SEL-321 Revitalization Project


The SEL-321 is a protective relay for high-voltage electric transmission lines. It has been one of SEL’s flagship products for over 20 years. Electric utility companies who have come to depend on its quality and reliability are still ordering new SEL-321s for use in their substations.

In 2012, several key digital hardware components in the SEL-321 were discontinued by their suppliers. I worked on a project to revitalize the SEL-321’s legacy hardware by replacing the obsolete components with contemporary ones. The project also focused on making the product cost less to manufacture. This project extended the SEL-321’s lifetime by seven years, allowing SEL to continue selling it to loyal customers who have come to depend on its reliable performance and long lifetime.

I have lead similar projects to extend the lifetime and/or reduce the BOM cost of SEL’s legacy products without impacting their quality and reliability. These projects provide unique challenges, such as working with old, undocumented designs and finding unique ways to replace core components while minimizing modifications to existing architecture.

Note: The SEL-321’s technical design information is confidential to SEL, so I will only give a high-level overview of what I worked on.

Project Takeaways

This project allowed me to gain technical experience in the following areas:

My Role

The primary obsolete components that were replaced on this project were the ADC, SRAM, EEPROM, and DUART. The old firmware could not be changed due to issues with customer firmware locks, so a CPLD was added to mesh the old firmware interface to the new digital parts.

Block diagram of interface between old MCU and new ADC, which uses a CPLD to convert command/status signals and serial data rate

The new ADC had a different analog input range than the old one, so I designed an offset-gain circuit to condition the analog signal from the existing input circuit into the correct range. It also had different command signals and data rate. A CPLD was used to convert the old firmware signals and timing to interface with the new ADC. The existing interface between the MCU and the old ADC was poorly documented, so I analyzed the assembly code to determine timing for the command and data signals, and confirmed the timing using oscilloscope measurements.

I then created an interface specification between the old firmware and the new ADC, detailing the timing requirements for every signal on the interface. This specification drove the RTL design in the CPLD.

Portion of CPLD timing specification diagram showing relation between signals

The new ADC and CPLD operated at 3.3V logic levels, while the old MCU operated at 5V. Thus, all the signals had to be level-shifted between 3.3V and 5V. I performed a timing analysis to verify setup and hold times would still be met with the delay added by the CPLD and the level-shifting buffers.

The new SRAM and EEPROM components also operated at 3.3V and had different address and data widths than the existing parts.
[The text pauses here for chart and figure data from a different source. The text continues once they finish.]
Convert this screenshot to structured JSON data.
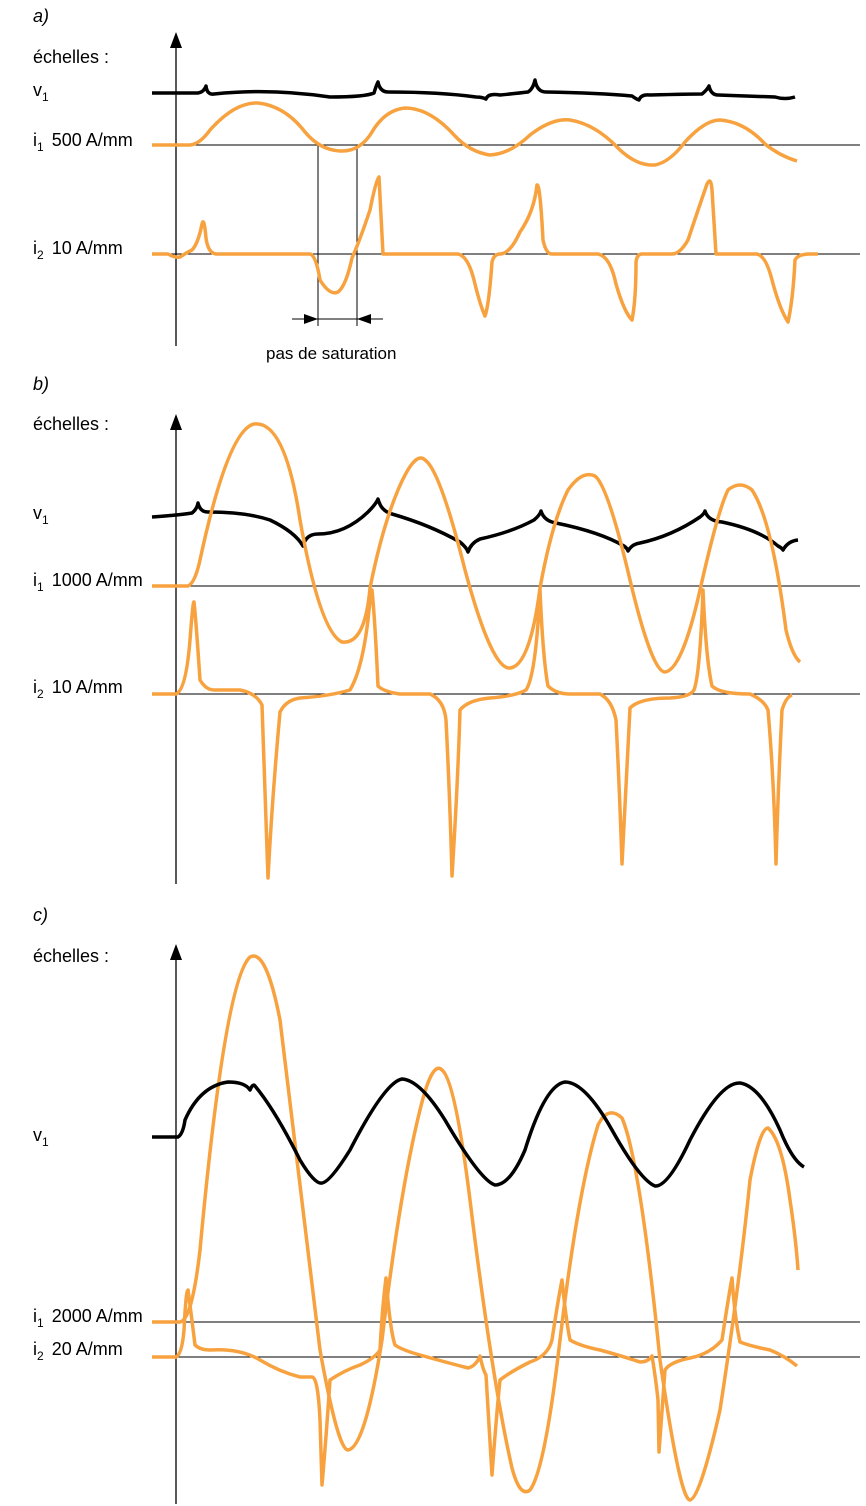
{
  "colors": {
    "voltage": "#000000",
    "current": "#f7a23f",
    "axes": "#000000"
  },
  "panels": [
    {
      "id": "a",
      "label": "a)",
      "scales_title": "échelles :",
      "v1": {
        "symbol": "v",
        "sub": "1"
      },
      "i1": {
        "symbol": "i",
        "sub": "1",
        "scale": "500 A/mm"
      },
      "i2": {
        "symbol": "i",
        "sub": "2",
        "scale": "10 A/mm"
      },
      "annotation": "pas de saturation"
    },
    {
      "id": "b",
      "label": "b)",
      "scales_title": "échelles :",
      "v1": {
        "symbol": "v",
        "sub": "1"
      },
      "i1": {
        "symbol": "i",
        "sub": "1",
        "scale": "1000 A/mm"
      },
      "i2": {
        "symbol": "i",
        "sub": "2",
        "scale": "10 A/mm"
      }
    },
    {
      "id": "c",
      "label": "c)",
      "scales_title": "échelles :",
      "v1": {
        "symbol": "v",
        "sub": "1"
      },
      "i1": {
        "symbol": "i",
        "sub": "1",
        "scale": "2000 A/mm"
      },
      "i2": {
        "symbol": "i",
        "sub": "2",
        "scale": "20 A/mm"
      }
    }
  ]
}
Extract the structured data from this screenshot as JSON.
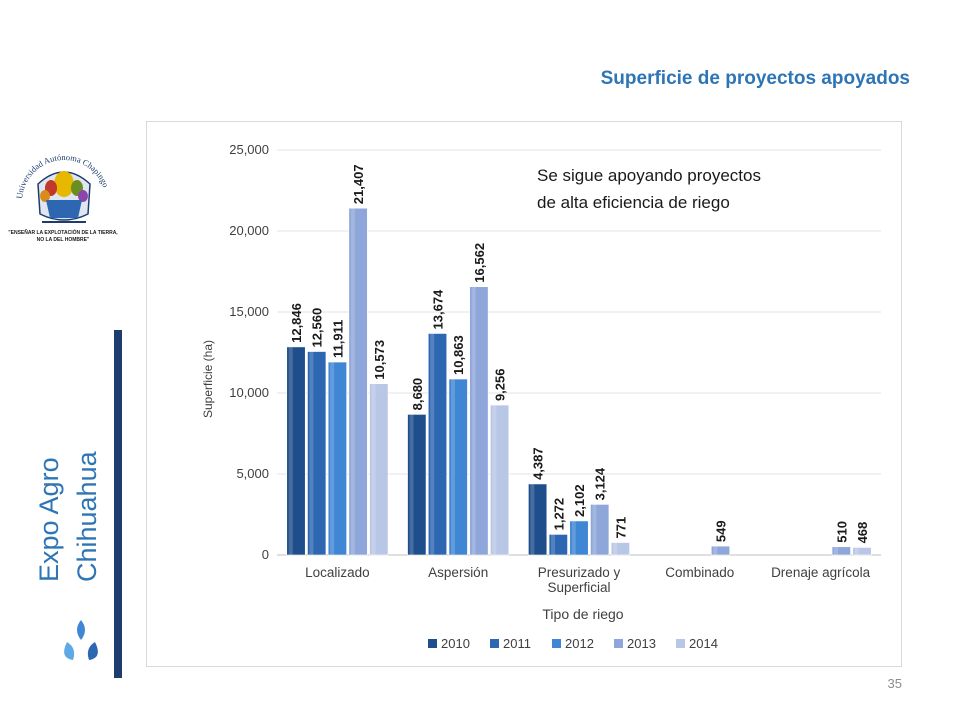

The CPLD was used to decode the existing memory chip enable signals so they would select the appropriate chip and address banks on the new parts.

Many of the new parts were 3.3V parts, because 5V parts are becoming old and uncommon. I designed and implemented the 3.3V point-of-load power supply that powered the 3.3V parts. I performed a power analysis, estimating the total power that would be used by the new 3.3V parts (ADC, SRAM, EEPROM, etc.). I used this analysis to drive component selection and maximum throughput for my design.

SEL-321 mainboard before (left) and after (right) the revitalization project. The obsolete through-hole components were replaced with modern SMT parts, improving quality and ease of manufacturing

I wrote and performed functional tests for the ADC, CPLD, and 3.3V LDO to verify they operated as required. I also performed system level tests to ensure that the new hardware was compatible with all variants of firmware. I oversaw a full suite of regulatory testing on the product to verify conformance to IEC and IEEE test standards.

SEL-312 undergoing Vibration testing to IEC 60255-1, -2, -3 test standards

I supported our in-house manufacturing group by helping to troubleshooting inconsistent solder issues that were causing intermittent connections to the fine-pitched leads of the ADC. I provided manufacturing test requirements for the new circuits in the product. I also created a training document for manufacturing technicians that they could use as a reference when troubleshooting manufacturing defects.